Blast From the Past: Hans Ruesch and Anti-Research Idiocy

Not much mention of Hans Ruesch is made these days, even on animal rights sites and e-mail lists, but Ruesch’s 1978 book Slaughter of the Innocents had a major influence on the animal rights movement’s anti-research agenda. And since some people still remember him, such as the author of this fawning profile, so it is worth briefly looking at the original idiot who inspired the animal rights movement when it was just beginning to coalesce.

Ruesch’s book was originally published in Italy, before being published in Great Britain and the United States. Ruesch has always claimed the book was “suppressed” by its publisher, Bantam, which let the book go out of print citing poor sales. Bantam also had to be concerned about Ruesch’s habit of libeling people in his books.

Future, which picked up the book after Bantam dropped it, was forced to settle an early libel lawsuit with heart transplant pioneer Christiaan Barnard, for example, over claims Ruesch made in the book that Barnard was mentally ill. Much of Ruesch’s later venom was reserved for animal rights groups and activists whom he deemed were not sufficiently anti-research or whom wouldn’t simply republish Ruesch’s nonsensical claims (Peter Singer won a judgment against Ruesch and the British Anti-Vivisection Association in 1993).

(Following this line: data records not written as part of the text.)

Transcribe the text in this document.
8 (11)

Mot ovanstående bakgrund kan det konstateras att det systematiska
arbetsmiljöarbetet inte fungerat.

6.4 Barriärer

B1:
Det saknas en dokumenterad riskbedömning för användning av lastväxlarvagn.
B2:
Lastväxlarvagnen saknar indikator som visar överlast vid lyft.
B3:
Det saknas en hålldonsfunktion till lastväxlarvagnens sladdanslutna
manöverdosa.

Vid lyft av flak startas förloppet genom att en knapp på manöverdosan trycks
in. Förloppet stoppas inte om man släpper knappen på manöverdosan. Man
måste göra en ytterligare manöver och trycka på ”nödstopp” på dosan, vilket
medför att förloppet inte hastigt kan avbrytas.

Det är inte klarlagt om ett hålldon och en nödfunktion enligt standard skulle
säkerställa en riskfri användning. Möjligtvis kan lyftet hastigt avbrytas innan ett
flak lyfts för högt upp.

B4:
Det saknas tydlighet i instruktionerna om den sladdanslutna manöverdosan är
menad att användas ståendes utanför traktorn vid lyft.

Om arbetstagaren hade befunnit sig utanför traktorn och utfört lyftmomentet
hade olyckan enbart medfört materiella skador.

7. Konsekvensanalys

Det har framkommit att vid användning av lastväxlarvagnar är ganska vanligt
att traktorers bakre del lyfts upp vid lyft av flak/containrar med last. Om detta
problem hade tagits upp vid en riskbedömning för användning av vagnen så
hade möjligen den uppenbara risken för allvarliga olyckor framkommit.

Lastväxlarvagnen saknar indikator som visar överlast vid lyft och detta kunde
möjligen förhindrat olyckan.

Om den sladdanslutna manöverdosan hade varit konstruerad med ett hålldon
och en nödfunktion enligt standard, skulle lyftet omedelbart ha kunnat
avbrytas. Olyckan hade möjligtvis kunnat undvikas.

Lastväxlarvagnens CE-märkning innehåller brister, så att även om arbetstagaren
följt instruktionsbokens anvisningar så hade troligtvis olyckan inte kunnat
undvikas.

Obviously the space is lacking here for a thorough debunking of all of Ruesch’s claims, but one of his oddest claims will amply give a view into how he thinks. Years before other nutcases would arise to deny that HIV caused AIDS or that AIDS was even a real disease, Ruesch applied the same sort of thinking to rabies. That’s right, Ruesch challenges the idea that rabies even exists, much less that Pasteur developed a vaccine to treat it.

In Slaughter of the Innocent, Ruesch wrote,

Some informed doctors [!] believe that rabies, as a separate and distinguishable disease, exists only in animals and not in man, and that what is diagnosed as rabies is often tetanus (lockjaw), which has similar symptoms. Contamination of any kind of wound can cause tetanus, and it is interesting to note that today in Germany those who get bitten by a dog are regularly given just an anti-tetanus shot. According to Germany’s most authoritative weekly, exactly 5 Germans are supposed to have died of rabies in 20 years (Der Spiegel, 18/1972, p.175). But how can anyone be sure that they died of rabies? Hundreds die of tetanus.

. ..

Pasteur never identified the rabies virus. Today, everything concerning this malady is still more insecure than at Pasteur’s time.

Only one thing is sure: ever since Pasteur developed his “vaccine,” the cases of death from rabies have increased, not diminished.

This sort of nonsense was a bit much for even those animal rights groups that have no problem distorting the history of medical research. A number of groups still recommend Ruesch’s book, including People for the Ethical Treatment of Animals, but he’s clearly a marginalized figure within a marginalized movement. In fact animal rights groups generally just don’t talk about rabies since the key role that animal research played in its discovery and treatment.

The current state of rabies vaccination also illustrates the tradeoffs often attendant in the reduce, refine, replace efforts to minimize the number of animals used in medical research. There are currently three vaccines for rabies, two of which are derived from human cell lines and the third — and newest — vaccine which is grown in chicken embryos. Why create a new animal-based vaccine when two perfectly good human cell-based vaccines already existed?

The answer, of course, is money. The chicken embryo-based vaccine is significantly cheaper to produce than the human cell-derived vaccines. Since most cases of rabies occur in the developing world, producing a vaccine as cheaply as possible is paramount to preventing death in the areas where it is still a major problem.

For Ruesch, of course, none of that matters — animal research can’t possibly ever lead to advances in treating human medical conditions, and if the facts contradict that, so much worse for the facts.

Sources:

The Man Who Cried “The Empress is Naked!”. Guenady, December 2004.

Rabies vaccination. Hans Ruesch.

Recommendation of the Immunization Practices Advisory Committee (ACIP) Rabies Prevention — United States, 1984. MMWR 33(28); 393-402, 407-9, July 20, 1984.

Getting Started. People for the Ethical Treatment of Animals, Undated, Accessed: March 7, 2005.